Last night's show was defined less by Chris Rock's uneven hosting turn than by the Academy's cognitive dissonance
By Jack Mirkinson
One thing that really didn’t help was the ceremony’s complete tone-deafness about any diversity that didn’t fit into a black-white framework. Rock did a bit about Asians—using children, no less—that was so off-key, so glaringly unfunny that you wondered how it had gotten through in a year when the show was trying to prove that it had its finger on the pulse. Aside from winning director Alejandro Gonzalez Iñarritu and a couple of short film awardees, Asians and Latinos had virtually no presence for the entire evening. It was, to say the least, an odd choice.
By Karen Workman
Some viewers took issue with what they saw as the narrow focus of Mr. Rock’s opening monologue, which skewered racism in Hollywood but, they said, ignored the concerns of Asian, Latino and other minority artists. Others slammed the comedian’s bit involving Asian children posing as accountants as reinforcing negative stereotypes.

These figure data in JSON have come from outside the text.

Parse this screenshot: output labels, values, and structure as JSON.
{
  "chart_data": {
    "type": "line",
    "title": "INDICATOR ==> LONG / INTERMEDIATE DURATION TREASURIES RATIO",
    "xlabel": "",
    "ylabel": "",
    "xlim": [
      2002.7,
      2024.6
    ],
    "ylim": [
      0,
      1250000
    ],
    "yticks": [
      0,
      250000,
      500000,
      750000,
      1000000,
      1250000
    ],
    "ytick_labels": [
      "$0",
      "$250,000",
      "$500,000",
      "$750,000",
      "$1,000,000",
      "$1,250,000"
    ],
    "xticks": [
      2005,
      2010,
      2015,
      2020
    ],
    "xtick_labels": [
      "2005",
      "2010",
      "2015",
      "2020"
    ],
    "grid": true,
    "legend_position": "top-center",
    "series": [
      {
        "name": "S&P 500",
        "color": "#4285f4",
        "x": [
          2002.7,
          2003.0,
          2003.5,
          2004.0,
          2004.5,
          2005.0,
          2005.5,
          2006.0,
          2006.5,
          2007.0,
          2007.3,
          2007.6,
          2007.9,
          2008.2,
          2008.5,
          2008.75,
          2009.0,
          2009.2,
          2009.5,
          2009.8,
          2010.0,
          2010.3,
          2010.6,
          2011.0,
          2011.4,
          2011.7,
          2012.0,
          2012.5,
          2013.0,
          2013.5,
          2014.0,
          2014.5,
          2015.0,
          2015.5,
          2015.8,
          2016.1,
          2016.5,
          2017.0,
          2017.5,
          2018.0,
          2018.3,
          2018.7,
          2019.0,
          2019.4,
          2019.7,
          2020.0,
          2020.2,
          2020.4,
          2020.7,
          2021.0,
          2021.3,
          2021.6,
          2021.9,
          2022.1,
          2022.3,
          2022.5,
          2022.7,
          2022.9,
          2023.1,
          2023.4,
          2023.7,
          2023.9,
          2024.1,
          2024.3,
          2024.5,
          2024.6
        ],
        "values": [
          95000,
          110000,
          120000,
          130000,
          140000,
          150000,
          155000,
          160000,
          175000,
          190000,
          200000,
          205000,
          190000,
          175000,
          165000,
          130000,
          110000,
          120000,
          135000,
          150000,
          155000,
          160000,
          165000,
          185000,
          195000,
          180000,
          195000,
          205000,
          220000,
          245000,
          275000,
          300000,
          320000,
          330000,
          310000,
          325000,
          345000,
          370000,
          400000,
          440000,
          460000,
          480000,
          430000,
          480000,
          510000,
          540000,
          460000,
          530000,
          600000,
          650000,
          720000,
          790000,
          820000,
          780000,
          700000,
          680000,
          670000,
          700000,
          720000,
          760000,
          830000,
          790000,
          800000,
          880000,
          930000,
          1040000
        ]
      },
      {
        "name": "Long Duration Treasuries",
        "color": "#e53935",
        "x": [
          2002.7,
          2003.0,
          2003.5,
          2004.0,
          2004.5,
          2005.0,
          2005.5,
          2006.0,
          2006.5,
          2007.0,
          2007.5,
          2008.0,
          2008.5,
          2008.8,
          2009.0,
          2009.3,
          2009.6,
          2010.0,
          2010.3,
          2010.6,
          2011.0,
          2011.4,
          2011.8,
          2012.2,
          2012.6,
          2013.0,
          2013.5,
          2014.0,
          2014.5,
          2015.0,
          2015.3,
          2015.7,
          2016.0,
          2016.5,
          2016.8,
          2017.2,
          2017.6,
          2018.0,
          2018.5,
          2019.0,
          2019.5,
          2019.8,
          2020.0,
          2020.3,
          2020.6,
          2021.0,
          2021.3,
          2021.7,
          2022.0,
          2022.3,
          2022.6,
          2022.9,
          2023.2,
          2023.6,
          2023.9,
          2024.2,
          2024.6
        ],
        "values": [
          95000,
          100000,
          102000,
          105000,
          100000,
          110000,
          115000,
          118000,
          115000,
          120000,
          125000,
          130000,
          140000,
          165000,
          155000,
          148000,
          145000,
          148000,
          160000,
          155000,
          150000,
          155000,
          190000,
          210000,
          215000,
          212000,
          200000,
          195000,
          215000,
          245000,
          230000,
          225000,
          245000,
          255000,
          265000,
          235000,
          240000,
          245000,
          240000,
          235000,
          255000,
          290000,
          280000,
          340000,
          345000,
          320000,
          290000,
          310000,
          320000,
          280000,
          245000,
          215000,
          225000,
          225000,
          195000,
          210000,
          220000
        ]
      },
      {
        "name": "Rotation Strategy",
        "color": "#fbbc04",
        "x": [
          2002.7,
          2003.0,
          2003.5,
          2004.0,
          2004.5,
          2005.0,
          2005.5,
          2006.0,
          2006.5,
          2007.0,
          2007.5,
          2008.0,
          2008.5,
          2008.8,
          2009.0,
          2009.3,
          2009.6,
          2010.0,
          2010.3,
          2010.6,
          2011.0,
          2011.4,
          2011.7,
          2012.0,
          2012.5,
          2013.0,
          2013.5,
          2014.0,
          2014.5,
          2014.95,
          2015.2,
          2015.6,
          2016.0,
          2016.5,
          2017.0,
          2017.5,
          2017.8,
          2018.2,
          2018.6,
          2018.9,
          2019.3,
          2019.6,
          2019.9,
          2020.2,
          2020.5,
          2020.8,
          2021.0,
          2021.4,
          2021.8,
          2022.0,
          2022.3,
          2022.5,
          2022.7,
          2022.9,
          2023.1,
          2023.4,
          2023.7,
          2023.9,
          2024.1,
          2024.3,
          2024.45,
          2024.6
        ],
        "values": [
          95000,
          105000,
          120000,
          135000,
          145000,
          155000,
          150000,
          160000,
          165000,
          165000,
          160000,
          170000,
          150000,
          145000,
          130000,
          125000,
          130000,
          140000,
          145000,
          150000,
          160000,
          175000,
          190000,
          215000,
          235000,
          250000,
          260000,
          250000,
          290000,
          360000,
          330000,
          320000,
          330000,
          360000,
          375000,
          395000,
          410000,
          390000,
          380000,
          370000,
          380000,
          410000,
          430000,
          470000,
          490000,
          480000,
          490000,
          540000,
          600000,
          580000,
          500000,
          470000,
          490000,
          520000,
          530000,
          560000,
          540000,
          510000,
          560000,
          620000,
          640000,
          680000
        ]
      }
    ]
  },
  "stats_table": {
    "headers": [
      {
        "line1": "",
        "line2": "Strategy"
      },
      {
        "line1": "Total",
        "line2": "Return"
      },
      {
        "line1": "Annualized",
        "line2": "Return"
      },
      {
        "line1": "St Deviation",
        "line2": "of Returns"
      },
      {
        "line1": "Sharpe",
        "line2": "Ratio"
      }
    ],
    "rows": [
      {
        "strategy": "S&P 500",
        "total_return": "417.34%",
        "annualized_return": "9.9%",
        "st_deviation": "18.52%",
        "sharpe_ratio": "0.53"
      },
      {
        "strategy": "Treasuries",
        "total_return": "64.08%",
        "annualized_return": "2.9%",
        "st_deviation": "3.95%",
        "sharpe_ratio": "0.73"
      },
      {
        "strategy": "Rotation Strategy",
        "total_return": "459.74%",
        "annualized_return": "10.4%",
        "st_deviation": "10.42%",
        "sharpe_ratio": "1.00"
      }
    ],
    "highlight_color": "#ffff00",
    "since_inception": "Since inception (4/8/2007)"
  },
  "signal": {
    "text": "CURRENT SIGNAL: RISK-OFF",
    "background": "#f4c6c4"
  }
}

Critic's Notebook: Chris Rock's Monologue Is All #OscarsSoWhite All the Time
By Daniel Fienberg
But for people who think this actually is a serious thing because movies are supposed to be a reflection of society—and the Oscars are supposed to be a reflection of the best in movies—the actual effectiveness may have been mixed. Rock attacked the problem, while minimizing it; announced the racism, but made it seem benign and friendly; offered solutions, but the main feigned solution was black-only categories like "best black friend" ("And the winner for the 18th year in a row is, Wanda Sykes!").